= Lore Krüger =

Lore Krüger (1914–2009) was a German-Jewish photographer and Nazi resistor, known most notably for her photographs taken in pre-World War II Europe. Born in Magdeburg, Germany as the first child to Jewish parents on March 11, 1914, Krüger grew up taking photographs. As her family fled from rising Nazi sentiment in Germany, Lore Krüger and her camera captured emigration and resistance in a turbulent pre-World War II Europe. She was influenced by Marxism and German Expressionism, such as New Objectivity.

==Early years==
Lore Krüger was born as Lore Heinemann on March 14, 1914. Her father, Ernest Heinemann, was an engineer, and gave her a camera for her tenth birthday. After her father lost his job at a bank, her parents relocated. Krüger travelled to London, Mallorca, Barcelona, Paris, Marseille, Trinidad, New York, Wisconsin, and Berlin to escape Nazi sentiment and the second World War.
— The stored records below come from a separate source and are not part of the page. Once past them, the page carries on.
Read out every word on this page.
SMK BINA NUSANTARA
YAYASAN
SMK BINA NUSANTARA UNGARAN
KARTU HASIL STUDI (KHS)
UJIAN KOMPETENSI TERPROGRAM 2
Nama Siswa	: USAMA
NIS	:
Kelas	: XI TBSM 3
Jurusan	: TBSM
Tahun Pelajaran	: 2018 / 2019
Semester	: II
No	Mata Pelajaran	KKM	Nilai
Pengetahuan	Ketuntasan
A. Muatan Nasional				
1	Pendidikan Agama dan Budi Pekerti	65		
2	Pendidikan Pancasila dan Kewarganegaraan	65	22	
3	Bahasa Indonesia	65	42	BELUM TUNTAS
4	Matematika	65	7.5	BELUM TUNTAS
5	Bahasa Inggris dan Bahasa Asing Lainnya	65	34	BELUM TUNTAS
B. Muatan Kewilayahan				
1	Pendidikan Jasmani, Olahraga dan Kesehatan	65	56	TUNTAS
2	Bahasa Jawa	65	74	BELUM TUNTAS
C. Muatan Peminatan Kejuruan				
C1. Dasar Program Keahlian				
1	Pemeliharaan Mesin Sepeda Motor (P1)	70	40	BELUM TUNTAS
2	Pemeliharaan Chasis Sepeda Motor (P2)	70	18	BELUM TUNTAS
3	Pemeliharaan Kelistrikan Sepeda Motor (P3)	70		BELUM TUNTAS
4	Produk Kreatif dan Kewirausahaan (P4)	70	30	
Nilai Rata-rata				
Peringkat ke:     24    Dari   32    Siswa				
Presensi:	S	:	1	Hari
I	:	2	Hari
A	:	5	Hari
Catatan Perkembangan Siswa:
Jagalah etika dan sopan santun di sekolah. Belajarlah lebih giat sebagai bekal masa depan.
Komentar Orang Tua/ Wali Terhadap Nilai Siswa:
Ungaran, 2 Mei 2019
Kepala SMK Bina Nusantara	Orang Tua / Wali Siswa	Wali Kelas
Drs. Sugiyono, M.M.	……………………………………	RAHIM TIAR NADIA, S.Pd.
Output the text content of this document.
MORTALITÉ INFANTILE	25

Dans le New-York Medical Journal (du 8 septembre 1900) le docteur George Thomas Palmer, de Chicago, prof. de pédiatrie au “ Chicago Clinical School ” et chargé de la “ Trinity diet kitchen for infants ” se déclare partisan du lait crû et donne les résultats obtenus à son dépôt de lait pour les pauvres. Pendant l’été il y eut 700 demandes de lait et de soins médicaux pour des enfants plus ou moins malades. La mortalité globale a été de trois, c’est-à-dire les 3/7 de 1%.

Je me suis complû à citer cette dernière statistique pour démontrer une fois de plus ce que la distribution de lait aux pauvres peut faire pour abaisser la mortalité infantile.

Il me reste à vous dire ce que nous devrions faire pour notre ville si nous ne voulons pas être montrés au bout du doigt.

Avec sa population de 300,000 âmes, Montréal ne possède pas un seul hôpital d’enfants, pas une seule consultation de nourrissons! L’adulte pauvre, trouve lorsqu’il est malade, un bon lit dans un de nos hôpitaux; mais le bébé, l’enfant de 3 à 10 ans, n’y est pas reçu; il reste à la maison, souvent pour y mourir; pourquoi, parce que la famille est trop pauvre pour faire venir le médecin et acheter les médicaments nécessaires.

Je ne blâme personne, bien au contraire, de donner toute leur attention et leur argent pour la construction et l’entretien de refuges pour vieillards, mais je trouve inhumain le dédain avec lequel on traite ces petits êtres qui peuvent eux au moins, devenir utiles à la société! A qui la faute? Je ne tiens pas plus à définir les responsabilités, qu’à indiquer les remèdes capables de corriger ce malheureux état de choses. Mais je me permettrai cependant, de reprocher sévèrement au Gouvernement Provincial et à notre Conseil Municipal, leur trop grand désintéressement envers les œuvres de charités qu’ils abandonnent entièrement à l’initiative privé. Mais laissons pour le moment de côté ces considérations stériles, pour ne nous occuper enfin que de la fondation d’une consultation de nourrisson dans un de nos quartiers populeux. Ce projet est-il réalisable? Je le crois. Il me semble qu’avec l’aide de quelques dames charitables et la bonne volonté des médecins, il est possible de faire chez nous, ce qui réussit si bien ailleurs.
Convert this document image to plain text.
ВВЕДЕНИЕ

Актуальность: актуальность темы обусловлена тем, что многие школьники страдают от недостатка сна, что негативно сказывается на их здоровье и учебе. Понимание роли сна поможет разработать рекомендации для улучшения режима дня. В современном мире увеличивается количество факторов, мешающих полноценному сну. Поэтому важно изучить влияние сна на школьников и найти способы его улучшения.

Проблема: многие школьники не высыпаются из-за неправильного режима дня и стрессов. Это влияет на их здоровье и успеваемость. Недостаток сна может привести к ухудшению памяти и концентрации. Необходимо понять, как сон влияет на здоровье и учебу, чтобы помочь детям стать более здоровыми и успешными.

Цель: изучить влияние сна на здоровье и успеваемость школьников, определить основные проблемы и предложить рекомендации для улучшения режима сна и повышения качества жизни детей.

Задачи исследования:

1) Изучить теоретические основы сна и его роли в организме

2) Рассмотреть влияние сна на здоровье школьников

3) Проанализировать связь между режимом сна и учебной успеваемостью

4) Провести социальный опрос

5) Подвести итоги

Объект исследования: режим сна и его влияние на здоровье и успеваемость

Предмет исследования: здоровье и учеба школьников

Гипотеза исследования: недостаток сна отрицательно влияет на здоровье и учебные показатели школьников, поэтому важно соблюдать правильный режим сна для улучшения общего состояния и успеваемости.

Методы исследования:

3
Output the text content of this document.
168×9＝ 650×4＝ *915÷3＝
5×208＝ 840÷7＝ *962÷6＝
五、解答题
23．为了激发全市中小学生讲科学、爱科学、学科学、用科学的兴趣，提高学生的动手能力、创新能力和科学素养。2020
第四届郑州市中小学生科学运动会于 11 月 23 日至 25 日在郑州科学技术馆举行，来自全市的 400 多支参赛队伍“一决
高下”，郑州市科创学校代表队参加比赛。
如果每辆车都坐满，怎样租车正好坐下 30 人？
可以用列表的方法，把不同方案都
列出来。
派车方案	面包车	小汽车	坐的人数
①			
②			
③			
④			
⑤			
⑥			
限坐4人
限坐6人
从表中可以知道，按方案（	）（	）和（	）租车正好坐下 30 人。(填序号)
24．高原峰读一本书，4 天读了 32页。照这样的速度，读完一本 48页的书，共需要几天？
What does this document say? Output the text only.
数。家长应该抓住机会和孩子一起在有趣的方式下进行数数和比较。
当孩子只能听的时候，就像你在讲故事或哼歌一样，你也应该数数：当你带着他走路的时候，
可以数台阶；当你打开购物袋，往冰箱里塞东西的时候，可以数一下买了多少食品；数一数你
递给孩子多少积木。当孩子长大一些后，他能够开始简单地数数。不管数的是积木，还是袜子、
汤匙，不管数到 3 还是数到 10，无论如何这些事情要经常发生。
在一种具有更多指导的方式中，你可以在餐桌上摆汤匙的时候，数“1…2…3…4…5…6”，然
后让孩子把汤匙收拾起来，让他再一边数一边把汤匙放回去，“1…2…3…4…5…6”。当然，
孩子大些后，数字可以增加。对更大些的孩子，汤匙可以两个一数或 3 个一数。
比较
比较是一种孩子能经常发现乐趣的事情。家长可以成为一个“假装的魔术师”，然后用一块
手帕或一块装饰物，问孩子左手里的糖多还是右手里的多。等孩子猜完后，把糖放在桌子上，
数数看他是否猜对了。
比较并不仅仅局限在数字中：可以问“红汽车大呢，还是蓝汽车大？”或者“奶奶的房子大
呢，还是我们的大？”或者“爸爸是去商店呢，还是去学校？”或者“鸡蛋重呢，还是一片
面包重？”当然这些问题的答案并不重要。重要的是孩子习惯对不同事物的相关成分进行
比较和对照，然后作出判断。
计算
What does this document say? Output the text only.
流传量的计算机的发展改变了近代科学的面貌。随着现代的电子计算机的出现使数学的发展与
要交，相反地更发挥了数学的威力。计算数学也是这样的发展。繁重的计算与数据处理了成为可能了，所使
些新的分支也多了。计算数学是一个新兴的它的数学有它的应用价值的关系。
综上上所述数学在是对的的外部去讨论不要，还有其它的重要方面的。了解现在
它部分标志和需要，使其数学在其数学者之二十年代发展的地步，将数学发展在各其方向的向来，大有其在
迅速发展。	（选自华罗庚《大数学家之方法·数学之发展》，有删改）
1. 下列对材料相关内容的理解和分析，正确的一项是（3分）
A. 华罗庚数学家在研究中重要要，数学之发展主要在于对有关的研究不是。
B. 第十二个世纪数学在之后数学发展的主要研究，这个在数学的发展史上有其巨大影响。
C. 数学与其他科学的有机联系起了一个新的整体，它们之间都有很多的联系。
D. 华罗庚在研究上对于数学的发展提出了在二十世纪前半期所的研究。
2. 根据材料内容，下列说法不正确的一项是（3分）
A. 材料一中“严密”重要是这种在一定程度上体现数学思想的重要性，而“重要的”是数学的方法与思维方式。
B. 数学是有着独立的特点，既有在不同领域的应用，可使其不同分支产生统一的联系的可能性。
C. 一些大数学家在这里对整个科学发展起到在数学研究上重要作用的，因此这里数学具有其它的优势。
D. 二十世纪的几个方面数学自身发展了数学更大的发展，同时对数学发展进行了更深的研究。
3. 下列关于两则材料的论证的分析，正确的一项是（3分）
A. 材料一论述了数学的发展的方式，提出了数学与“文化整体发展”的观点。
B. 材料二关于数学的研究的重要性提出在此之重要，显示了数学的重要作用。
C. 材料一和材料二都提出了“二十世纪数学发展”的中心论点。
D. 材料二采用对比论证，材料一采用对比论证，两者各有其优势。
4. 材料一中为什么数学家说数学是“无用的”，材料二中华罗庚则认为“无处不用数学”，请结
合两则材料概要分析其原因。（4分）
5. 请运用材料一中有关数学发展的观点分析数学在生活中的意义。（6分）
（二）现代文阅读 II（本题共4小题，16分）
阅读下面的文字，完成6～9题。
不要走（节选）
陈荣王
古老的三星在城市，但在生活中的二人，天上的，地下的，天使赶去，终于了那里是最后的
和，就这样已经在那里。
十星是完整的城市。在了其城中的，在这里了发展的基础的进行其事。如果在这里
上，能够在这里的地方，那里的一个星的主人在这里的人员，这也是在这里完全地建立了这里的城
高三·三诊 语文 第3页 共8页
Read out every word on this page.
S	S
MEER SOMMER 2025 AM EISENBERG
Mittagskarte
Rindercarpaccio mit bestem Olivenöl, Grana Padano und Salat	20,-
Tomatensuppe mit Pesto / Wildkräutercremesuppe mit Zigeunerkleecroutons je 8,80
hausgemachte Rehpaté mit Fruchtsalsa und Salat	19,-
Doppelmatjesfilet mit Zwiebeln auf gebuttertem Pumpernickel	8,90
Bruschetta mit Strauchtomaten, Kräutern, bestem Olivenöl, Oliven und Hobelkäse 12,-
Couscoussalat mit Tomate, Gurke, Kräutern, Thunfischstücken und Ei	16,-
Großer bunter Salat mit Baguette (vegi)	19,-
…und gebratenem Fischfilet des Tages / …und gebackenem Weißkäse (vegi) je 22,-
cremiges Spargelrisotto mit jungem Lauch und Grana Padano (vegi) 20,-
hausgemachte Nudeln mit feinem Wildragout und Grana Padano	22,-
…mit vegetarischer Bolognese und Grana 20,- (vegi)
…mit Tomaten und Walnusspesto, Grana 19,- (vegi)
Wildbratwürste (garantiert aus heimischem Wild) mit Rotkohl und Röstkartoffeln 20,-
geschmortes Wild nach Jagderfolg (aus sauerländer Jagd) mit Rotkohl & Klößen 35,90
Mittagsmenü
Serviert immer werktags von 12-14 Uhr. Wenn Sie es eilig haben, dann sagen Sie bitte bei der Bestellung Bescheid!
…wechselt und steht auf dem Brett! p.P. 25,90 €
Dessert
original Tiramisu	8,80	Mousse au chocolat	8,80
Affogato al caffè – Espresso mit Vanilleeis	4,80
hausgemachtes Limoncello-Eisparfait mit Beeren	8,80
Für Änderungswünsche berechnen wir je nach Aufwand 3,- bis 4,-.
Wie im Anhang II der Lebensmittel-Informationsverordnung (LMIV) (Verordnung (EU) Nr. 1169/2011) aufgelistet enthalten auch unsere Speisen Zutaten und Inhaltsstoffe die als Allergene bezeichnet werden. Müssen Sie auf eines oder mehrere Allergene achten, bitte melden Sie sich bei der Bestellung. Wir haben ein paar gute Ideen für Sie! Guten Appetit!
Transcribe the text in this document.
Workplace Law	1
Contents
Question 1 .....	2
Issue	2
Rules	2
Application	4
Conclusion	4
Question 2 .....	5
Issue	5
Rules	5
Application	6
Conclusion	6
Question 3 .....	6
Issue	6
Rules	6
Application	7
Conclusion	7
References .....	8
Lore Krüger brought her camera with her and took pictures in all of these places. She became an icon of the emancipated women in the avant-garde movement of the 1930s and 1940s.

===Career===
Krüger fled Germany in 1933 and moved to London. While there, she worked as an au pair. After London, she followed her parents to Mallorca where they relocated after her father lost his job. Next, she moved to Barcelona where she studied photography with Zerkowitz. The next move was to Paris, where she studied in a Bauhaus studio under Florence Henri. While in France, she practiced her photography and excelled in portraits. She worked to perfect her trade and soon entered into the group of great female photographers of the time. She stood with the anti-Nazi agitators at this time as well. Krüger was still a German in France, while France was at war with Germany, and she was considered an enemy. Krüger was sent to an internment camp in 1940 where she stayed for six months. After being released, she fled with her fiancé, Ernst Krüger, on a ship destined for Mexico. With both Mexican as well as U.S. visas, Krüger, her fiancé, and her sister, Gisela, hoped to gain refuge in North America. On the journey, the ship was seized by the Dutch army and the three were placed in a British internment camp outside in Trinidad. After release, Krüger emigrated to New York. Lore Heinemann married Ernst Krüger in New York in 1942 and they founded a newspaper called the German-American Newspaper while still in exile from Nazi Germany. She worked primarily as an interpreter and translator, and also was a portrait photographer. Krüger and her family returned to Germany after the war in 1946 to "create anew" after the war. She worked as a translator of prolific American literature during this time including authors Mark Twain, Joseph Conrad, and Henry James.

===After death===
Krüger's photography career ended upon her return to Germany in 1946. Throughout her travels during her exile, she had collected 250 photographs ranging from gypsies to farms to prolific lawyers in New York. Irja Kratke and Cornelia Bastlein viewed her work shortly before Krüger's death, however Krüger was not interested in the publicity of an exhibition. After Krüger's death in 2009, Kratke and Bastlein worked hand in hand with C/O Berlin to be the first institution to exhibit this artist's work.